Our record here is impressive by any yardstick, but it’s a very mixed record - and that is our tragedy. This need not have been the case if we were more careful about electing our legislators, people who make policy and give political direction to the country. The most important aspect of our existence as a sovereign, independent country has been democracy. It is important to remember that freedom and democracy came along with the Partition of India on religious, communal lines. This was all the more reason that minorities must be made to feel secure, and not merely enjoy formal equal citizenship with the majority community, deriving from the lofty words of our Constitution. This was critical for national integration and for national unity, in the absence of which we would fall easy prey to predatory tactics.
Democracy is a modern system of governance and organising the State and society. That we could bring this about with striking success owes to the modernist vision of the leaders of the freedom struggle - most notably Mahatma Gandhi and Jawaharlal Nehru, and after Gandhiji’s assassination by Hindutva fanatics only a year after Independence, to the tireless efforts of Nehru, our first Prime Minister, whose name and enviable record of work as the architect of modern India is being sought to be given an indecent burial these days. In these 70 years, we have grown to be the world’s fifth largest economy from being among its poorest countries. We have also taken nearly one billion people out of poverty and about an equal number out of illiteracy. Though the new levels reached are not complete enough for a wholesome life and much more needs to be done, the achievement came under the rules of raucous democracy, unlike in China.

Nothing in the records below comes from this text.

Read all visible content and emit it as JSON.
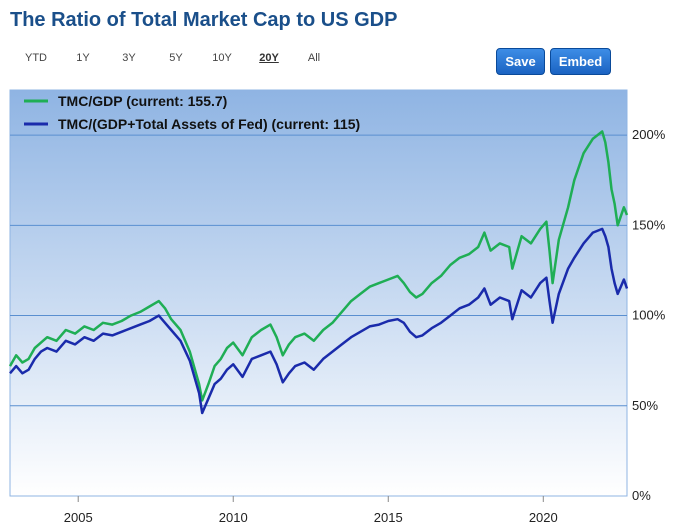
{
  "header": {
    "title": "The Ratio of Total Market Cap to US GDP"
  },
  "toolbar": {
    "ranges": [
      "YTD",
      "1Y",
      "3Y",
      "5Y",
      "10Y",
      "20Y",
      "All"
    ],
    "active_range": "20Y",
    "save_label": "Save",
    "embed_label": "Embed"
  },
  "chart_data": {
    "type": "line",
    "title": "The Ratio of Total Market Cap to US GDP",
    "xlabel": "",
    "ylabel": "",
    "xlim": [
      2002.8,
      2022.7
    ],
    "ylim": [
      0,
      225
    ],
    "x_ticks": [
      2005,
      2010,
      2015,
      2020
    ],
    "x_tick_labels": [
      "2005",
      "2010",
      "2015",
      "2020"
    ],
    "y_ticks": [
      0,
      50,
      100,
      150,
      200
    ],
    "y_tick_labels": [
      "0%",
      "50%",
      "100%",
      "150%",
      "200%"
    ],
    "grid": true,
    "legend_position": "top-left",
    "series": [
      {
        "name": "TMC/GDP (current: 155.7)",
        "color": "#1fae55",
        "x": [
          2002.8,
          2003.0,
          2003.2,
          2003.4,
          2003.6,
          2003.8,
          2004.0,
          2004.3,
          2004.6,
          2004.9,
          2005.2,
          2005.5,
          2005.8,
          2006.1,
          2006.4,
          2006.7,
          2007.0,
          2007.3,
          2007.6,
          2007.8,
          2008.0,
          2008.3,
          2008.6,
          2008.8,
          2008.9,
          2009.0,
          2009.2,
          2009.4,
          2009.6,
          2009.8,
          2010.0,
          2010.3,
          2010.6,
          2010.9,
          2011.2,
          2011.4,
          2011.6,
          2011.8,
          2012.0,
          2012.3,
          2012.6,
          2012.9,
          2013.2,
          2013.5,
          2013.8,
          2014.1,
          2014.4,
          2014.7,
          2015.0,
          2015.3,
          2015.5,
          2015.7,
          2015.9,
          2016.1,
          2016.4,
          2016.7,
          2017.0,
          2017.3,
          2017.6,
          2017.9,
          2018.1,
          2018.3,
          2018.6,
          2018.9,
          2019.0,
          2019.3,
          2019.6,
          2019.9,
          2020.1,
          2020.2,
          2020.3,
          2020.5,
          2020.8,
          2021.0,
          2021.3,
          2021.6,
          2021.9,
          2022.0,
          2022.1,
          2022.2,
          2022.3,
          2022.4,
          2022.5,
          2022.6,
          2022.7
        ],
        "y": [
          72,
          78,
          74,
          76,
          82,
          85,
          88,
          86,
          92,
          90,
          94,
          92,
          96,
          95,
          97,
          100,
          102,
          105,
          108,
          104,
          98,
          92,
          80,
          68,
          62,
          53,
          62,
          72,
          76,
          82,
          85,
          78,
          88,
          92,
          95,
          88,
          78,
          84,
          88,
          90,
          86,
          92,
          96,
          102,
          108,
          112,
          116,
          118,
          120,
          122,
          118,
          113,
          110,
          112,
          118,
          122,
          128,
          132,
          134,
          138,
          146,
          136,
          140,
          138,
          126,
          144,
          140,
          148,
          152,
          136,
          118,
          142,
          160,
          175,
          190,
          198,
          202,
          196,
          185,
          170,
          162,
          150,
          155,
          160,
          155.7
        ]
      },
      {
        "name": "TMC/(GDP+Total Assets of Fed) (current: 115)",
        "color": "#1a2bab",
        "x": [
          2002.8,
          2003.0,
          2003.2,
          2003.4,
          2003.6,
          2003.8,
          2004.0,
          2004.3,
          2004.6,
          2004.9,
          2005.2,
          2005.5,
          2005.8,
          2006.1,
          2006.4,
          2006.7,
          2007.0,
          2007.3,
          2007.6,
          2007.8,
          2008.0,
          2008.3,
          2008.6,
          2008.8,
          2008.9,
          2009.0,
          2009.2,
          2009.4,
          2009.6,
          2009.8,
          2010.0,
          2010.3,
          2010.6,
          2010.9,
          2011.2,
          2011.4,
          2011.6,
          2011.8,
          2012.0,
          2012.3,
          2012.6,
          2012.9,
          2013.2,
          2013.5,
          2013.8,
          2014.1,
          2014.4,
          2014.7,
          2015.0,
          2015.3,
          2015.5,
          2015.7,
          2015.9,
          2016.1,
          2016.4,
          2016.7,
          2017.0,
          2017.3,
          2017.6,
          2017.9,
          2018.1,
          2018.3,
          2018.6,
          2018.9,
          2019.0,
          2019.3,
          2019.6,
          2019.9,
          2020.1,
          2020.2,
          2020.3,
          2020.5,
          2020.8,
          2021.0,
          2021.3,
          2021.6,
          2021.9,
          2022.0,
          2022.1,
          2022.2,
          2022.3,
          2022.4,
          2022.5,
          2022.6,
          2022.7
        ],
        "y": [
          68,
          72,
          68,
          70,
          76,
          80,
          82,
          80,
          86,
          84,
          88,
          86,
          90,
          89,
          91,
          93,
          95,
          97,
          100,
          96,
          92,
          86,
          75,
          63,
          57,
          46,
          54,
          62,
          65,
          70,
          73,
          66,
          76,
          78,
          80,
          73,
          63,
          68,
          72,
          74,
          70,
          76,
          80,
          84,
          88,
          91,
          94,
          95,
          97,
          98,
          96,
          91,
          88,
          89,
          93,
          96,
          100,
          104,
          106,
          110,
          115,
          106,
          110,
          108,
          98,
          114,
          110,
          118,
          121,
          108,
          96,
          112,
          126,
          132,
          140,
          146,
          148,
          144,
          138,
          126,
          118,
          112,
          116,
          120,
          115
        ]
      }
    ]
  }
}
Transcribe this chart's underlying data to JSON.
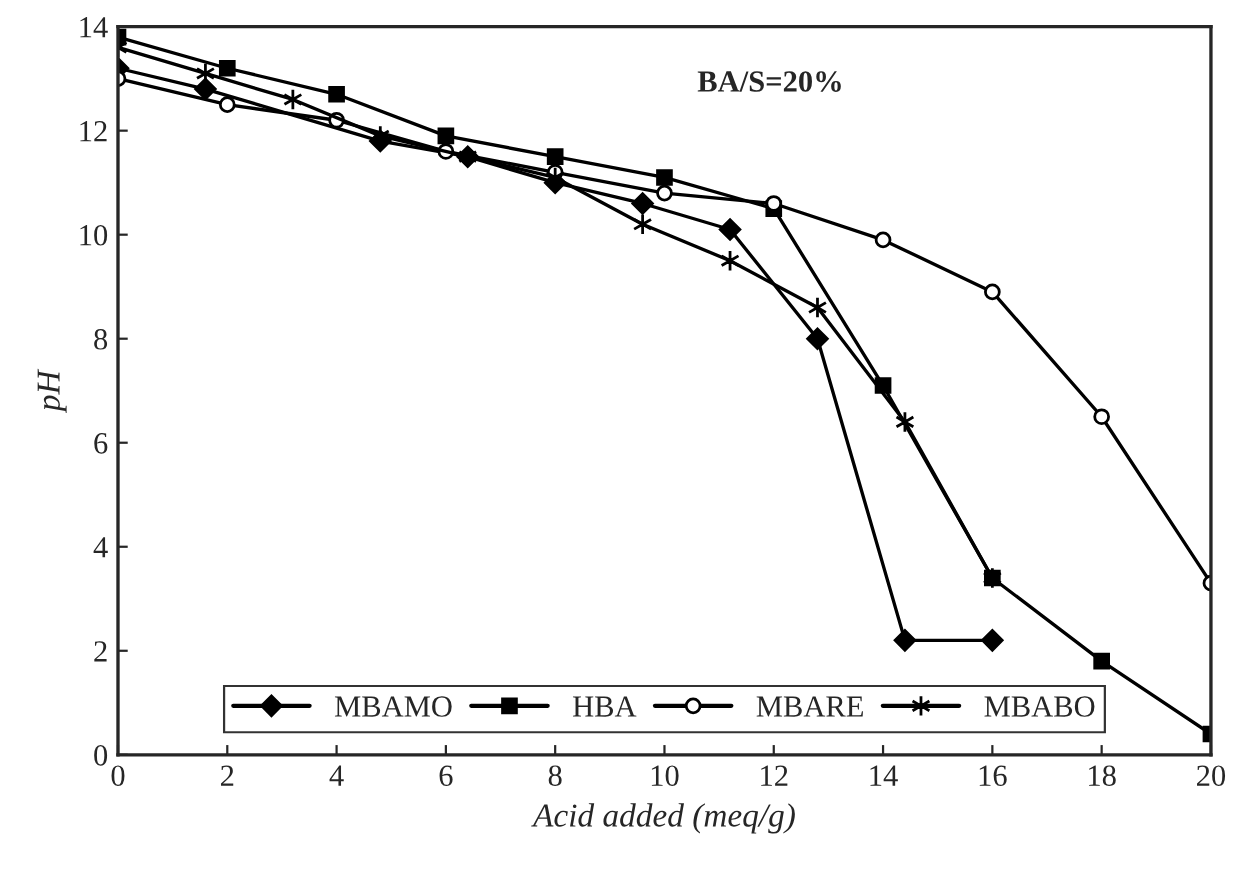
{
  "chart_data": {
    "type": "line",
    "xlabel": "Acid added (meq/g)",
    "ylabel": "pH",
    "annotations": [
      "BA/S=20%"
    ],
    "xlim": [
      0,
      20
    ],
    "xticks": [
      0,
      2,
      4,
      6,
      8,
      10,
      12,
      14,
      16,
      18,
      20
    ],
    "ylim": [
      0,
      14
    ],
    "yticks": [
      0,
      2,
      4,
      6,
      8,
      10,
      12,
      14
    ],
    "grid": false,
    "legend": "bottom",
    "line_style": "solid",
    "series": [
      {
        "name": "MBAMO",
        "color": "#000000",
        "marker": "diamond",
        "x": [
          0,
          1.6,
          4.8,
          6.4,
          8,
          9.6,
          11.2,
          12.8,
          14.4,
          16
        ],
        "values": [
          13.2,
          12.8,
          11.8,
          11.5,
          11.0,
          10.6,
          10.1,
          8.0,
          2.2,
          2.2
        ]
      },
      {
        "name": "HBA",
        "color": "#000000",
        "marker": "square",
        "x": [
          0,
          2,
          4,
          6,
          8,
          10,
          12,
          14,
          16,
          18,
          20
        ],
        "values": [
          13.8,
          13.2,
          12.7,
          11.9,
          11.5,
          11.1,
          10.5,
          7.1,
          3.4,
          1.8,
          0.4
        ]
      },
      {
        "name": "MBARE",
        "color": "#000000",
        "marker": "circle",
        "x": [
          0,
          2,
          4,
          6,
          8,
          10,
          12,
          14,
          16,
          18,
          20
        ],
        "values": [
          13.0,
          12.5,
          12.2,
          11.6,
          11.2,
          10.8,
          10.6,
          9.9,
          8.9,
          6.5,
          3.3
        ]
      },
      {
        "name": "MBABO",
        "color": "#000000",
        "marker": "cross",
        "x": [
          0,
          1.6,
          3.2,
          4.8,
          6.4,
          8,
          9.6,
          11.2,
          12.8,
          14.4,
          16
        ],
        "values": [
          13.6,
          13.1,
          12.6,
          11.9,
          11.5,
          11.1,
          10.2,
          9.5,
          8.6,
          6.4,
          3.4
        ]
      }
    ]
  }
}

We also conquered space and built educational institutions of the highest calibre, though abysmal systems of basic illiteracy and medical care still stare us in the face, pointing to India’s skewed and iniquitous development. Since Independence Day last year, it’s hard to pinpoint concrete achievements. The economic outlook seems less certain, going by the government’s latest Economic Survey. There are few jobs. Farm distress has not been alleviated. Demonetisation has brought much misery. National unity and integration appear under strain with Kashmir burning, and minorities across India feeling besieged. We must skip the rhetoric and get down to doing the basics right, and steer clear of the ideologies of extremes.